Not a miracle recovery, but a miracle of modern medicine

In 2013 I fell into a six-week coma and nearly died after I contracted legionella. The Legionnaire's disease was in turn triggered by immunosuppression caused by the prednisone I was taking for my rare autoimmune disease, dermatomyositis.

I suffered a series of strokes on both sides of my brain when the sepsis caused my blood pressure to plummet. I fell into a deep coma. My kidneys and lungs began to fail, as my body was began dying one organ at a time. My doctors told my loved ones to give up hope for my full recovery. They expected me to die, and even if I somehow lived, I would remain a vegetable or at best left so hopelessly brain-damaged that I would never be same. But unbeknownst to them, while they were shining lights in my eyes and shaking their heads, I was telling them in my coma-dream--my secular version of a near-death experience--to leave me alone because I was trying to get back to sleep.

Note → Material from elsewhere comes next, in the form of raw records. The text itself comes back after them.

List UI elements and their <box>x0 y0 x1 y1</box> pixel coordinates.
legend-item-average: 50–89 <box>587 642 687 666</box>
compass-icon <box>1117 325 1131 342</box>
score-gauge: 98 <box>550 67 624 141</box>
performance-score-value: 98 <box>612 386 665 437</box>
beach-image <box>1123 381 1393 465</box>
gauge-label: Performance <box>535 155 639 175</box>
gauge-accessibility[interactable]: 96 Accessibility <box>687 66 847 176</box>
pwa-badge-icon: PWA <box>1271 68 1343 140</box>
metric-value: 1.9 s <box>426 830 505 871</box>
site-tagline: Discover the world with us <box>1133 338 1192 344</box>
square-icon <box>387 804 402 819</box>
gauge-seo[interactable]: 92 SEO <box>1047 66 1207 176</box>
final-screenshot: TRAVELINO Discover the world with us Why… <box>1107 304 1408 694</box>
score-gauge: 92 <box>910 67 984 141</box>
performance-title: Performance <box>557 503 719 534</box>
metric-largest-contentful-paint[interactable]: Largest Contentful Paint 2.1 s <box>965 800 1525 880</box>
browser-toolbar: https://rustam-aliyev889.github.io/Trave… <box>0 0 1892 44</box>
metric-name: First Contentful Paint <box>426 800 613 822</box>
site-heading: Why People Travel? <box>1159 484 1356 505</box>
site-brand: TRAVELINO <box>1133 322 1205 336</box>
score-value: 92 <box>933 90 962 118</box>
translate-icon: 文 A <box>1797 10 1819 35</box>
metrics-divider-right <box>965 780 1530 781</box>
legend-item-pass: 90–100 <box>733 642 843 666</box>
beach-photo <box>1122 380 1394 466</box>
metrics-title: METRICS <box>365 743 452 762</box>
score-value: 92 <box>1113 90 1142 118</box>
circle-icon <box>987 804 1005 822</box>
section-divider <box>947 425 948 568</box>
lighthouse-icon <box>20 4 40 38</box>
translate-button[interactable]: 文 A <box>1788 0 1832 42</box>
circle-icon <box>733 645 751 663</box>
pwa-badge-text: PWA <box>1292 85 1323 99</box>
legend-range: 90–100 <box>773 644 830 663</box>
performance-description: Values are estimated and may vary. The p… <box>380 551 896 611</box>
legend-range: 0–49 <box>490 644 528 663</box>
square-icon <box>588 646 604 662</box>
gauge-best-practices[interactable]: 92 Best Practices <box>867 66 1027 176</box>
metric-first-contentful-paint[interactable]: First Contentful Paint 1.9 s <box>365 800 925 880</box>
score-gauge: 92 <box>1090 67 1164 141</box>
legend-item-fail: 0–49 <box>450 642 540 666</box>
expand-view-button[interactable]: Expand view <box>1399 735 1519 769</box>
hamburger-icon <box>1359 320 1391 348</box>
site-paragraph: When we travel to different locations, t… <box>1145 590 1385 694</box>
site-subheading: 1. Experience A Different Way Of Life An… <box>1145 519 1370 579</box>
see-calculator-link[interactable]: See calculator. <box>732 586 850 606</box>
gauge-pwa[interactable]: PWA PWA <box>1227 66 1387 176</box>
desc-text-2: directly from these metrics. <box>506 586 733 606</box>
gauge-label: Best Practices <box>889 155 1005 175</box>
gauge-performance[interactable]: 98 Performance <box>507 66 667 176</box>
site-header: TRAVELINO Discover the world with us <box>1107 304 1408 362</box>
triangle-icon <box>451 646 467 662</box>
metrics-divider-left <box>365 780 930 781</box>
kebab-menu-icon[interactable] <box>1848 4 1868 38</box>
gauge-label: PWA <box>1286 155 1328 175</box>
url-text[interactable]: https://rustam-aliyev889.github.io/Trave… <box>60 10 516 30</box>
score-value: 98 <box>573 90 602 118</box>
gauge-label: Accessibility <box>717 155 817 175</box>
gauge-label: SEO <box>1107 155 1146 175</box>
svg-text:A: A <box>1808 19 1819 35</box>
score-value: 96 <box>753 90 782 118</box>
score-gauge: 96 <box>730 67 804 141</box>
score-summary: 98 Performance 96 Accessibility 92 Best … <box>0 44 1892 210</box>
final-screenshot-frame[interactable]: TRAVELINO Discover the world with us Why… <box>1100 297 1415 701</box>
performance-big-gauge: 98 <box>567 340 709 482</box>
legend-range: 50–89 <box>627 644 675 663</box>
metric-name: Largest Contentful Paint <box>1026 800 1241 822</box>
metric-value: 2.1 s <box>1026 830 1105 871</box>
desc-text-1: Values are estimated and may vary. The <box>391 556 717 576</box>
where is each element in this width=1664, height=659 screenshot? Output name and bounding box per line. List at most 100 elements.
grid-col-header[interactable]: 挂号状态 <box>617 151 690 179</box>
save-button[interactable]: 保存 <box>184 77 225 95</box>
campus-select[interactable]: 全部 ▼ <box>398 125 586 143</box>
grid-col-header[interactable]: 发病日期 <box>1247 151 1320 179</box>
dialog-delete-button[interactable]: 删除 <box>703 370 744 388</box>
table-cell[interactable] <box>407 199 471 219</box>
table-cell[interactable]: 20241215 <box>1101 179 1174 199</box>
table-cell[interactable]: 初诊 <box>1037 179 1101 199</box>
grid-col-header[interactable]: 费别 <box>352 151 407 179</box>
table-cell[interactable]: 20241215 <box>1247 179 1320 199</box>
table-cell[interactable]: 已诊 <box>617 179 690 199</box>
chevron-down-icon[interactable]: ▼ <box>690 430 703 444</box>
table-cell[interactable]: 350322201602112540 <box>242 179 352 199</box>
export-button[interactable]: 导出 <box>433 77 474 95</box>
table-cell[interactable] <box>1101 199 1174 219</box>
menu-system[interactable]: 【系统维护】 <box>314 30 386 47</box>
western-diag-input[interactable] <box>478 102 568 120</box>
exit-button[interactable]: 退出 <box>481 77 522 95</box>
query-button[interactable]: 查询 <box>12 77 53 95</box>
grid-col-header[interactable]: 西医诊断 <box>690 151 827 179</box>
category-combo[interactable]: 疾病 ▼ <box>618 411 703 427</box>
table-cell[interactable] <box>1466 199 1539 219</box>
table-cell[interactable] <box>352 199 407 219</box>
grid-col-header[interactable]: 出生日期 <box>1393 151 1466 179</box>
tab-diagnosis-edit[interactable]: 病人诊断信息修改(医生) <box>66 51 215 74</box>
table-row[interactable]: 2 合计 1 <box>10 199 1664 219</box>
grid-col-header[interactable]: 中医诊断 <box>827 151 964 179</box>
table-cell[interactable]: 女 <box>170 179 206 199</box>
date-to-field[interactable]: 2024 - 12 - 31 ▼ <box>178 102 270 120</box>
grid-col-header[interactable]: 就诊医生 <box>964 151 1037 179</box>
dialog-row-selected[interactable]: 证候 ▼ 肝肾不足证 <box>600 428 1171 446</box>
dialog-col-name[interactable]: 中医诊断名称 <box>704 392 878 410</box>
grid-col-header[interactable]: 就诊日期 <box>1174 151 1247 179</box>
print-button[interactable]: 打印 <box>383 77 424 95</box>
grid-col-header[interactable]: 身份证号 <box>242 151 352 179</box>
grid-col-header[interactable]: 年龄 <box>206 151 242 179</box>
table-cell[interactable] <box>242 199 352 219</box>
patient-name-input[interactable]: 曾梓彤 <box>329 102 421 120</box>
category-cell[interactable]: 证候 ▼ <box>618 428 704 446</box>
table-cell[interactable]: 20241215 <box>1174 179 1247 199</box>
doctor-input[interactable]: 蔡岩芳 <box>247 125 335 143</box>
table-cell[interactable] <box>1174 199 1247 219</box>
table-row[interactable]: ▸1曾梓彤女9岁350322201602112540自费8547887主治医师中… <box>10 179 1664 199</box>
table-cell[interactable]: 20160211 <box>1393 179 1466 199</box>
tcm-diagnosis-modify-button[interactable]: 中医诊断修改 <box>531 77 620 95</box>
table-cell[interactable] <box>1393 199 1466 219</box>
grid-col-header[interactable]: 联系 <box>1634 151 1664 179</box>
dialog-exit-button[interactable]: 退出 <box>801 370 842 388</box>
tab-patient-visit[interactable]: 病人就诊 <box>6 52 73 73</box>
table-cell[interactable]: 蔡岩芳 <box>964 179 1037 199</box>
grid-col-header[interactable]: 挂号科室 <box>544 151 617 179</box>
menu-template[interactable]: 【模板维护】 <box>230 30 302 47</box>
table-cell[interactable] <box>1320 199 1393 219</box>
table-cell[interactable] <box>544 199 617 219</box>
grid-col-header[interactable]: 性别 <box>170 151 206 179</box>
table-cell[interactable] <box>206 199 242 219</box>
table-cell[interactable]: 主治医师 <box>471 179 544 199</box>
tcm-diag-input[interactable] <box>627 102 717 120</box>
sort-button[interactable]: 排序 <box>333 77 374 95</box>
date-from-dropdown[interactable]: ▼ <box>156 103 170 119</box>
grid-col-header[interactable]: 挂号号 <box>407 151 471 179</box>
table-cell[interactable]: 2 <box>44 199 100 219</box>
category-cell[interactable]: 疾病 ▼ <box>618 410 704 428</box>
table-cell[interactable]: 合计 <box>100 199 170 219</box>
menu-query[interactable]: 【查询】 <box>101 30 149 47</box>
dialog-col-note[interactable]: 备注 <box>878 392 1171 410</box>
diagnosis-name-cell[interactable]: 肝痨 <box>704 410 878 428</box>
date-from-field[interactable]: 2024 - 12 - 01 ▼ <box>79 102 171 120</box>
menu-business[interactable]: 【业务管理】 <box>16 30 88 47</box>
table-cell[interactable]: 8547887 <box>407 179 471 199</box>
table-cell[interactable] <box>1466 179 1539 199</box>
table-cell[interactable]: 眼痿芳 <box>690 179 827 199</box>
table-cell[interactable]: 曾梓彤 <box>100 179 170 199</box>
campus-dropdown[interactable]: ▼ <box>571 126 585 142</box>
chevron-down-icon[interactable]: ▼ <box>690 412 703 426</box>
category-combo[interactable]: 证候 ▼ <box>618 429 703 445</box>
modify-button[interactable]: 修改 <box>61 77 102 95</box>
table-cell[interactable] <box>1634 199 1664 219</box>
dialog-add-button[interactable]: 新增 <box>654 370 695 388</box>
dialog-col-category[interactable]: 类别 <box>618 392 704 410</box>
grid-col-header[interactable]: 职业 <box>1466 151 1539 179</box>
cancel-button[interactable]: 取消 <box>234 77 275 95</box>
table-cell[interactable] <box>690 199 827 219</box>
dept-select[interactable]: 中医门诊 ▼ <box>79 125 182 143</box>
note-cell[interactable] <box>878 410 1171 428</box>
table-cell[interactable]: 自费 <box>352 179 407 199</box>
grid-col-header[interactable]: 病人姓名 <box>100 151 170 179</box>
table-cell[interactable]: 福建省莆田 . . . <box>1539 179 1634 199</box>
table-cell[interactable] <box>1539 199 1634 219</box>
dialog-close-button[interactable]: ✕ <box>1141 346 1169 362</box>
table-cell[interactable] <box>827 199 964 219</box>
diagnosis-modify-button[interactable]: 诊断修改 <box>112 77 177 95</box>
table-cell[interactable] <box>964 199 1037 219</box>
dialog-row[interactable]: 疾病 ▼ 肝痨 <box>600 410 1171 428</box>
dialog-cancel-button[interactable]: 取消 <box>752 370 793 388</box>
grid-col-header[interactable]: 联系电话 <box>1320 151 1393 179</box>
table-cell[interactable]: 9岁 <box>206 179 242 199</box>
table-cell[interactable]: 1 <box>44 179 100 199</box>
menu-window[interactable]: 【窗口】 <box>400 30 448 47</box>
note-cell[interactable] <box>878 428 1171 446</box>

I was experiencing what is known as covert cognition, the subject of my Skeptical Inquirer article "Covert Cognition: My So-Called Near-Death Experience," which appeared in their July/August issue.

But it wasn't a miracle--despite what so many continue to believe--that I recovered so fully. I owe my life not to God, but the miracles of modern medicine, as well as the nature of the watershed-area brain damage I suffered, as I detailed in my article and in this blog.